There is a grave danger to this. Because power grabs in times of crisis have the potential of becoming a “dance of the peacock”. This means politicians like that would make a provocative act and then hide behind the curtains of the crisis and go unscathed. When the crisis is over, a lot of the abuse of power will remain.
How powerful is Muhyiddin?
Parliament and accountability will remain a joke; GLCs and politics of patronage will be a norm; and playing double standards with opposition constituencies will be expected. We will all be victims of a poorer democracy and uglier politics.

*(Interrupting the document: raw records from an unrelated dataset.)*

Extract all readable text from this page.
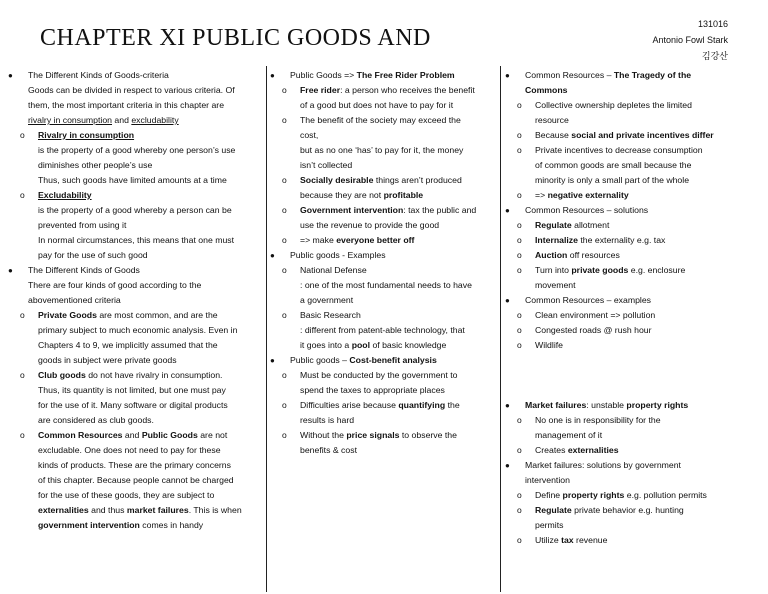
CHAPTER XI PUBLIC GOODS AND
131016
Antonio Fowl Stark
김강산
● The Different Kinds of Goods-criteria
Goods can be divided in respect to various criteria. Of
them, the most important criteria in this chapter are
rivalry in consumption and excludability
o Rivalry in consumption
is the property of a good whereby one person’s use
diminishes other people’s use
Thus, such goods have limited amounts at a time
o Excludability
is the property of a good whereby a person can be
prevented from using it
In normal circumstances, this means that one must
pay for the use of such good
● The Different Kinds of Goods
There are four kinds of good according to the
abovementioned criteria
o Private Goods are most common, and are the
primary subject to much economic analysis. Even in
Chapters 4 to 9, we implicitly assumed that the
goods in subject were private goods
o Club goods do not have rivalry in consumption.
Thus, its quantity is not limited, but one must pay
for the use of it. Many software or digital products
are considered as club goods.
o Common Resources and Public Goods are not
excludable. One does not need to pay for these
kinds of products. These are the primary concerns
of this chapter. Because people cannot be charged
for the use of these goods, they are subject to
externalities and thus market failures. This is when
government intervention comes in handy
● Public Goods => The Free Rider Problem
o Free rider: a person who receives the benefit
of a good but does not have to pay for it
o The benefit of the society may exceed the
cost,
but as no one ‘has’ to pay for it, the money
isn’t collected
o Socially desirable things aren’t produced
because they are not profitable
o Government intervention: tax the public and
use the revenue to provide the good
o => make everyone better off
● Public goods - Examples
o National Defense
: one of the most fundamental needs to have
a government
o Basic Research
: different from patent-able technology, that
it goes into a pool of basic knowledge
● Public goods – Cost-benefit analysis
o Must be conducted by the government to
spend the taxes to appropriate places
o Difficulties arise because quantifying the
results is hard
o Without the price signals to observe the
benefits & cost
● Common Resources – The Tragedy of the
Commons
o Collective ownership depletes the limited
resource
o Because social and private incentives differ
o Private incentives to decrease consumption
of common goods are small because the
minority is only a small part of the whole
o => negative externality
● Common Resources – solutions
o Regulate allotment
o Internalize the externality e.g. tax
o Auction off resources
o Turn into private goods e.g. enclosure
movement
● Common Resources – examples
o Clean environment => pollution
o Congested roads @ rush hour
o Wildlife
● Market failures: unstable property rights
o No one is in responsibility for the
management of it
o Creates externalities
● Market failures: solutions by government
intervention
o Define property rights e.g. pollution permits
o Regulate private behavior e.g. hunting
permits
o Utilize tax revenue
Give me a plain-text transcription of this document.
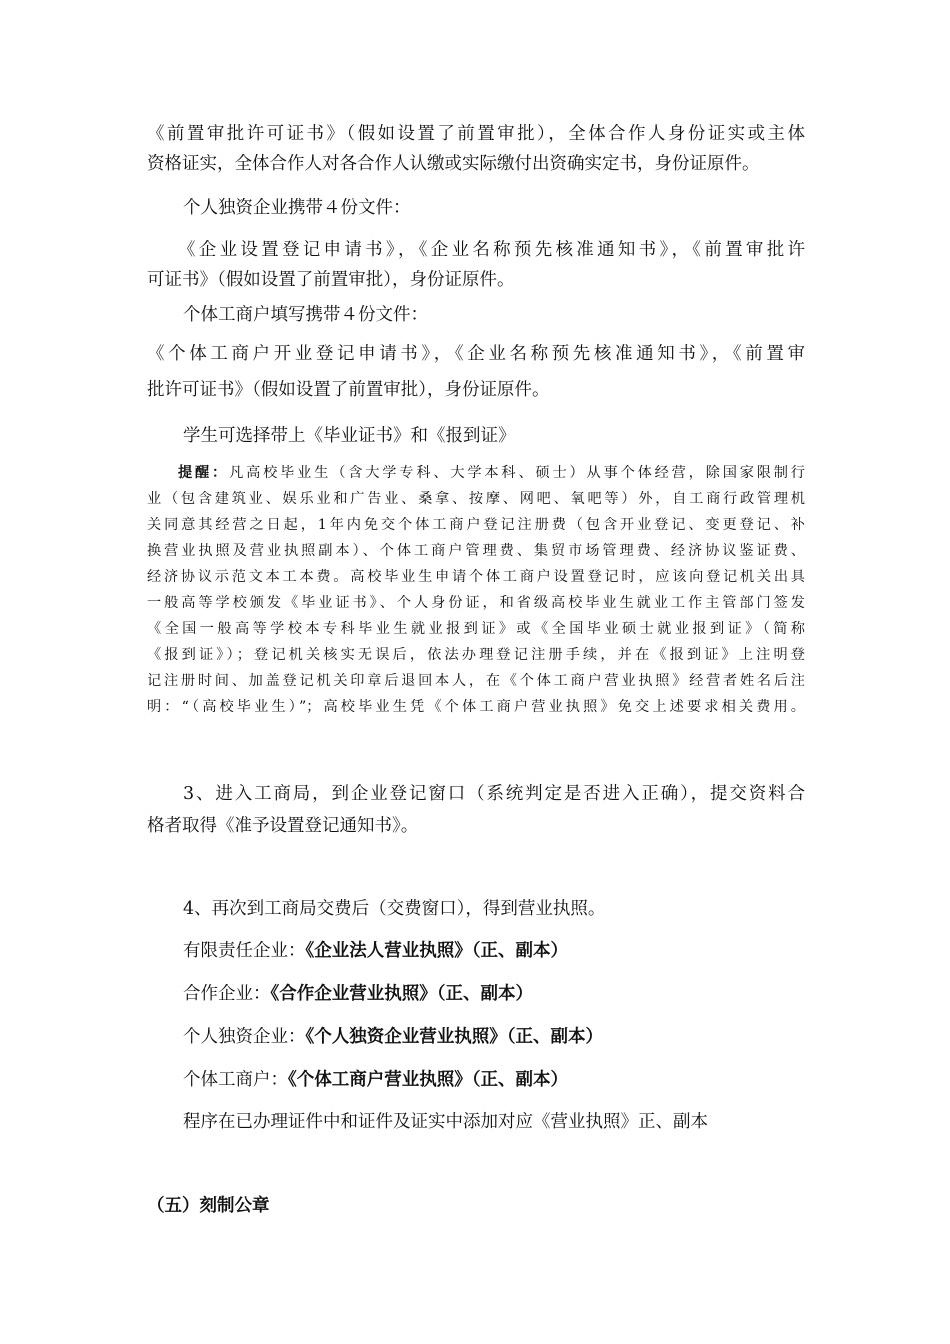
《前置审批许可证书》（假如设置了前置审批），全体合作人身份证实或主体
资格证实，全体合作人对各合作人认缴或实际缴付出资确实定书，身份证原件。
个人独资企业携带４份文件：
《企业设置登记申请书》，《企业名称预先核准通知书》，《前置审批许
可证书》（假如设置了前置审批），身份证原件。
个体工商户填写携带４份文件：
《个体工商户开业登记申请书》，《企业名称预先核准通知书》，《前置审
批许可证书》（假如设置了前置审批），身份证原件。
学生可选择带上《毕业证书》和《报到证》
提醒：凡高校毕业生（含大学专科、大学本科、硕士）从事个体经营，除国家限制行
业（包含建筑业、娱乐业和广告业、桑拿、按摩、网吧、氧吧等）外，自工商行政管理机
关同意其经营之日起，1年内免交个体工商户登记注册费（包含开业登记、变更登记、补
换营业执照及营业执照副本）、个体工商户管理费、集贸市场管理费、经济协议鉴证费、
经济协议示范文本工本费。高校毕业生申请个体工商户设置登记时，应该向登记机关出具
一般高等学校颁发《毕业证书》、个人身份证，和省级高校毕业生就业工作主管部门签发
《全国一般高等学校本专科毕业生就业报到证》或《全国毕业硕士就业报到证》（简称
《报到证》）；登记机关核实无误后，依法办理登记注册手续，并在《报到证》上注明登
记注册时间、加盖登记机关印章后退回本人，在《个体工商户营业执照》经营者姓名后注
明：“（高校毕业生）”；高校毕业生凭《个体工商户营业执照》免交上述要求相关费用。
3、进入工商局，到企业登记窗口（系统判定是否进入正确），提交资料合
格者取得《准予设置登记通知书》。
4、再次到工商局交费后（交费窗口），得到营业执照。
有限责任企业：《企业法人营业执照》（正、副本）
合作企业：《合作企业营业执照》（正、副本）
个人独资企业：《个人独资企业营业执照》（正、副本）
个体工商户：《个体工商户营业执照》（正、副本）
程序在已办理证件中和证件及证实中添加对应《营业执照》正、副本
（五）刻制公章
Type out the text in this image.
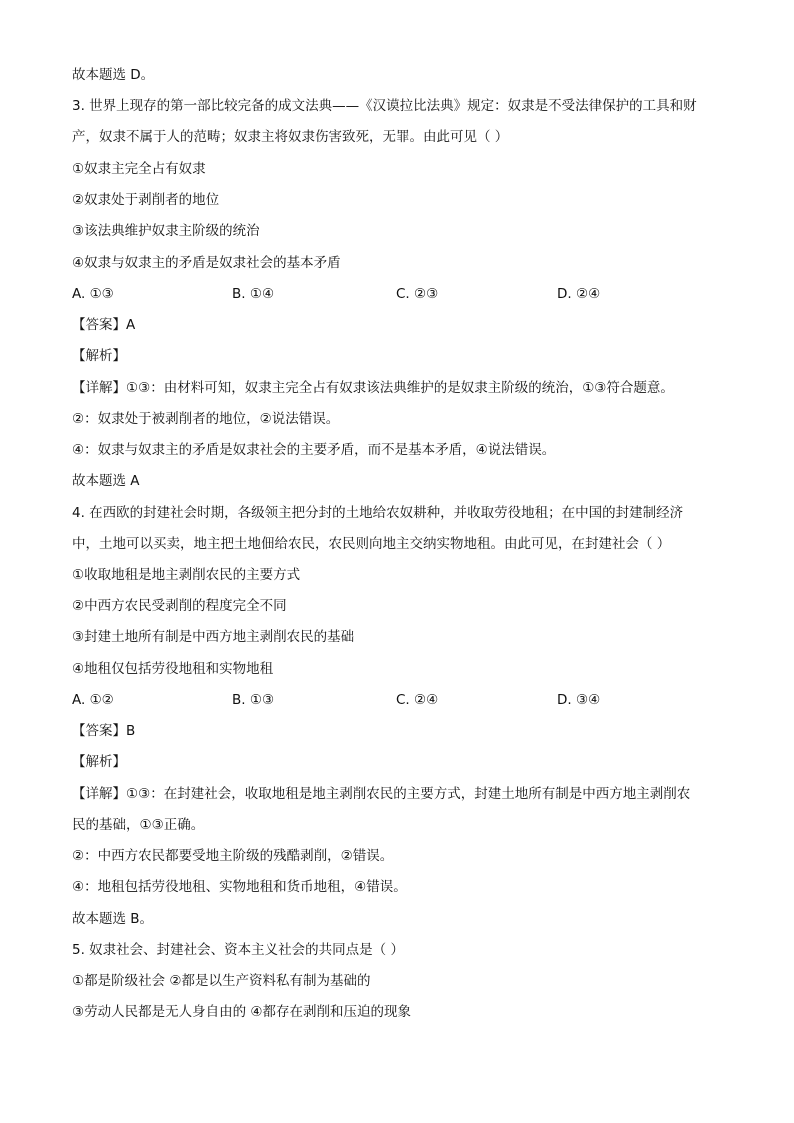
故本题选 D。
3. 世界上现存的第一部比较完备的成文法典——《汉谟拉比法典》规定：奴隶是不受法律保护的工具和财
产，奴隶不属于人的范畴；奴隶主将奴隶伤害致死，无罪。由此可见（ ）
①奴隶主完全占有奴隶
②奴隶处于剥削者的地位
③该法典维护奴隶主阶级的统治
④奴隶与奴隶主的矛盾是奴隶社会的基本矛盾
A. ①③	B. ①④	C. ②③	D. ②④
【答案】A
【解析】
【详解】①③：由材料可知，奴隶主完全占有奴隶该法典维护的是奴隶主阶级的统治，①③符合题意。
②：奴隶处于被剥削者的地位，②说法错误。
④：奴隶与奴隶主的矛盾是奴隶社会的主要矛盾，而不是基本矛盾，④说法错误。
故本题选 A
4. 在西欧的封建社会时期，各级领主把分封的土地给农奴耕种，并收取劳役地租；在中国的封建制经济
中，土地可以买卖，地主把土地佃给农民，农民则向地主交纳实物地租。由此可见，在封建社会（ ）
①收取地租是地主剥削农民的主要方式
②中西方农民受剥削的程度完全不同
③封建土地所有制是中西方地主剥削农民的基础
④地租仅包括劳役地租和实物地租
A. ①②	B. ①③	C. ②④	D. ③④
【答案】B
【解析】
【详解】①③：在封建社会，收取地租是地主剥削农民的主要方式，封建土地所有制是中西方地主剥削农
民的基础，①③正确。
②：中西方农民都要受地主阶级的残酷剥削，②错误。
④：地租包括劳役地租、实物地租和货币地租，④错误。
故本题选 B。
5. 奴隶社会、封建社会、资本主义社会的共同点是（ ）
①都是阶级社会 ②都是以生产资料私有制为基础的
③劳动人民都是无人身自由的 ④都存在剥削和压迫的现象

But I also know that Muhyiddin has no choice because he may be the weakest prime minister in history. His party is collapsing and vultures are lurking at his shoulders.
Yesterday I read on Forbes about power. They say power is about doing things on your own terms, how you want to, in a way you feel good about. A person is most powerful when they get to dictate the terms.
And I thought about what Muhyiddin is doing. Is he freer now to do things on his own terms, or will the patronage and corruption make him more submissive to the will of others?
Is he consolidating power for himself, or is he consolidating power for others?